A Probably. But I think you should first talk things over with her and explain that you had genital warts. She might insist that you use condoms. You could also have a check-up by a doctor, but if you have any trace of it now, it would not be much for the doctor to see.
Q I have not had to use the 'emergency contraceptive' yet, but when I asked my doctor about it, she said that it would not be of any use to me because I am 'too big'. Is this possible?
A: I am afraid so. Recent research has shown that, in larger women, the 'dose' in the 'morning-after Pill' may not be enough. Scientists have found that, if a woman weighs more than 154 pounds, or has a Body Mass Index of over 26, the emergency contraceptive known as 'levonorgestrel' may not work. Levonorgestrel is the ingredient in the well-known brand called 'Postinor-2'.
However, there is another type of post-coital Pill, called 'ullipristal', which appears to work in larger women.
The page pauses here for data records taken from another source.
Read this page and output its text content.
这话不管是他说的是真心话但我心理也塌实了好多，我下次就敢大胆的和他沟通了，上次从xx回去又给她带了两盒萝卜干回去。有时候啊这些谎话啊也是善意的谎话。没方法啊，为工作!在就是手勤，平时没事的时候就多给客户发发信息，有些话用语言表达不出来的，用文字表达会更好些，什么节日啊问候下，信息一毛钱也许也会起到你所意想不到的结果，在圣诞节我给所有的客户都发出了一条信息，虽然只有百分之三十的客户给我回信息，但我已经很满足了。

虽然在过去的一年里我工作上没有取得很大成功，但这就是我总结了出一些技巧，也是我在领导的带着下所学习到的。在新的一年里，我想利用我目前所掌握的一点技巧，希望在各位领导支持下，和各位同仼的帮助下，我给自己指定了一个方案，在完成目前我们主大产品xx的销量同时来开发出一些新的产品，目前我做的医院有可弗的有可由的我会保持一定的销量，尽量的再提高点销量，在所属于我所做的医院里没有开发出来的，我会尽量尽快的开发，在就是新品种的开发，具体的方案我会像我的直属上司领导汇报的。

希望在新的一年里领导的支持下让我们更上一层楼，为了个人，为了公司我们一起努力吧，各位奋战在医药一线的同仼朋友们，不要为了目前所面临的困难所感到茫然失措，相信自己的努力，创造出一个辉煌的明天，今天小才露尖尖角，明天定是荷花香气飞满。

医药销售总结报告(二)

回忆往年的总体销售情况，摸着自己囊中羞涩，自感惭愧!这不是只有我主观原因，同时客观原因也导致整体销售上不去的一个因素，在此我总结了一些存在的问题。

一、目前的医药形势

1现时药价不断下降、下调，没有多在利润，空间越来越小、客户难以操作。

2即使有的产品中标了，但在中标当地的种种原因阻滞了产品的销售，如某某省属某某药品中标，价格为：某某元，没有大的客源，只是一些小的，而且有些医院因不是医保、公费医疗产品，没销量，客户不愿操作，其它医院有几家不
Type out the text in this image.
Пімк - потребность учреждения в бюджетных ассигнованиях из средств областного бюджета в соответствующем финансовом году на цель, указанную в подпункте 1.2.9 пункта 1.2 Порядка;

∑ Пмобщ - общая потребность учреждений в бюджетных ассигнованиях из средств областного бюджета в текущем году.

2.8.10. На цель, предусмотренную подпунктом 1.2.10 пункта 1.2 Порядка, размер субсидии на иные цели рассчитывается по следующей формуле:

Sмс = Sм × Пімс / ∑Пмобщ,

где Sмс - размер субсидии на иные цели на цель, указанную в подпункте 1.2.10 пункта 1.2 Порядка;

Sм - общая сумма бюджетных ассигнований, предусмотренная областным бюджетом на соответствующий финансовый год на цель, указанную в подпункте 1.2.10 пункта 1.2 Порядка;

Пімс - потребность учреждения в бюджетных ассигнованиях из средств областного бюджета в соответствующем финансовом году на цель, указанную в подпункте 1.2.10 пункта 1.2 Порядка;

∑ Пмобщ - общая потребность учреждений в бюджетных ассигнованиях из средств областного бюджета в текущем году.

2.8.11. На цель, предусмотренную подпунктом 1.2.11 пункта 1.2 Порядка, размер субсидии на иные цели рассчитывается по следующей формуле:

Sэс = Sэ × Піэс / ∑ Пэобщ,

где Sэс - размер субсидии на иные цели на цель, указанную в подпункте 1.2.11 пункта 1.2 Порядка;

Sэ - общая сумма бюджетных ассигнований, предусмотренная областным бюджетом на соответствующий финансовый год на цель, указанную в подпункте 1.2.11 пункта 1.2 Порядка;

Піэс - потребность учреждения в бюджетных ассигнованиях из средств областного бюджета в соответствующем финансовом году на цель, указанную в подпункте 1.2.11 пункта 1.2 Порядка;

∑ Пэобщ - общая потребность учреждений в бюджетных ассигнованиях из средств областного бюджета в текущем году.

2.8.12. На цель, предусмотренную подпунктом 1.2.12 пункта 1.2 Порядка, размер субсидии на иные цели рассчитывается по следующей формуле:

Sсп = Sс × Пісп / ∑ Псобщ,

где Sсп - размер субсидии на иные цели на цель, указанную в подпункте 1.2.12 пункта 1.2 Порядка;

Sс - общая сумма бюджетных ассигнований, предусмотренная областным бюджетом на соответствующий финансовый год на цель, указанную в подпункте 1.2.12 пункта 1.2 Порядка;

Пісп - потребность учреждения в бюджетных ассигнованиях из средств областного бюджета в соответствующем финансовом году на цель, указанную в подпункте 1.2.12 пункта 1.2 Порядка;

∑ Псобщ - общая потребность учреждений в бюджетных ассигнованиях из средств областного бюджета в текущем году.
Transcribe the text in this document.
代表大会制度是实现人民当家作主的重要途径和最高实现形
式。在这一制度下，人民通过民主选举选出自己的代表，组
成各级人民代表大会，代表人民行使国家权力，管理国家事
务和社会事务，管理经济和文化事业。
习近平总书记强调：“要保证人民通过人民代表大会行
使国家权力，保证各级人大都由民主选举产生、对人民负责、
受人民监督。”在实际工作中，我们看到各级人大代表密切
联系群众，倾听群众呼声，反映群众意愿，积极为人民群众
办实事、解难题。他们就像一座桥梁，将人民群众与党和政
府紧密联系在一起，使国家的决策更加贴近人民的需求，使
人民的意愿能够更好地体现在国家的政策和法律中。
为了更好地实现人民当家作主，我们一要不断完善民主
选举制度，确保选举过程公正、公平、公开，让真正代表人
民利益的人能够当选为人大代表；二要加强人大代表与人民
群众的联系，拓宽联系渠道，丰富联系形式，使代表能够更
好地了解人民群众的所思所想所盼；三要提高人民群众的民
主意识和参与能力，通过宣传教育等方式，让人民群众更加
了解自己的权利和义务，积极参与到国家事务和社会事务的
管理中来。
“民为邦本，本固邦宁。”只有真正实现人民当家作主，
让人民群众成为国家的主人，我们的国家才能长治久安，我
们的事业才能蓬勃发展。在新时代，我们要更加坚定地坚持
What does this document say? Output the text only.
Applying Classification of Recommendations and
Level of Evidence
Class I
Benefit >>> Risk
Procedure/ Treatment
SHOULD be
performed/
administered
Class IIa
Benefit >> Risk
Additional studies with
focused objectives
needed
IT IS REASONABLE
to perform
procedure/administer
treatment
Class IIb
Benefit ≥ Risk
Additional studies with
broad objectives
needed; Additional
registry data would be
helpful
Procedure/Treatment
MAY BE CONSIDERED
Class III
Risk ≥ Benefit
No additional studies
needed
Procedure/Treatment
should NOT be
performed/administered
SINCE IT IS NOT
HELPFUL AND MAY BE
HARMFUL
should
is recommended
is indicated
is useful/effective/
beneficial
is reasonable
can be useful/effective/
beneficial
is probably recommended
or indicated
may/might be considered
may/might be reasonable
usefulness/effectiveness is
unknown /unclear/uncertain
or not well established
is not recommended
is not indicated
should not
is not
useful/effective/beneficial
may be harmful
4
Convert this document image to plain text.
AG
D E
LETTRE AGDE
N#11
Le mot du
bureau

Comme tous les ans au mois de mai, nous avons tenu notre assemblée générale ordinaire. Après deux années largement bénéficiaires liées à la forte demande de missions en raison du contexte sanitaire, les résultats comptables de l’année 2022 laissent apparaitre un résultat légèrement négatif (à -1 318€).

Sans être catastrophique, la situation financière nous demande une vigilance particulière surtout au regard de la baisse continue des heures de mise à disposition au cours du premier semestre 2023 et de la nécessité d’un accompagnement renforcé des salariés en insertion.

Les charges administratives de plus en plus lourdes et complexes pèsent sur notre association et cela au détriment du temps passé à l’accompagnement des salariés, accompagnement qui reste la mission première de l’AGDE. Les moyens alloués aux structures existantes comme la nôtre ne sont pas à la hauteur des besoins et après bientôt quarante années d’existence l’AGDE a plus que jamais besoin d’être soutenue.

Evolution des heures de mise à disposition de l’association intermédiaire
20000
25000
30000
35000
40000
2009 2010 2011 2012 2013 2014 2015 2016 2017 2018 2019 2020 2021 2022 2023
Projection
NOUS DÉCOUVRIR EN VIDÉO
Also, there is the alternative of having a 'post-coital coil' inserted. That will almost certainly work, no matter your weight.
Q. I was unfaithful to my wife on a recent business trip to New York. The woman in question was a high-powered businesswoman and I don't think she 'sleeps around'. But is there any chance I could have gotten AIDS through sleeping with her, Doc?
A. When you 'play away', there is always a chance of acquiring the HIV virus which causes AIDS. But, statistically, the odds are that you will be OK, even though there are quite a lot of HIV-infected individuals in New York. It is much more likely that you might have picked up another STI like gonorrhoea ('the clap') or chlamydia.
Did you wear a condom? That would reduce the risk. My advice to you now is to see a doctor who can have you tested. Ideally, you should not have sex with your wife until you have been told by the doctor that you are OK.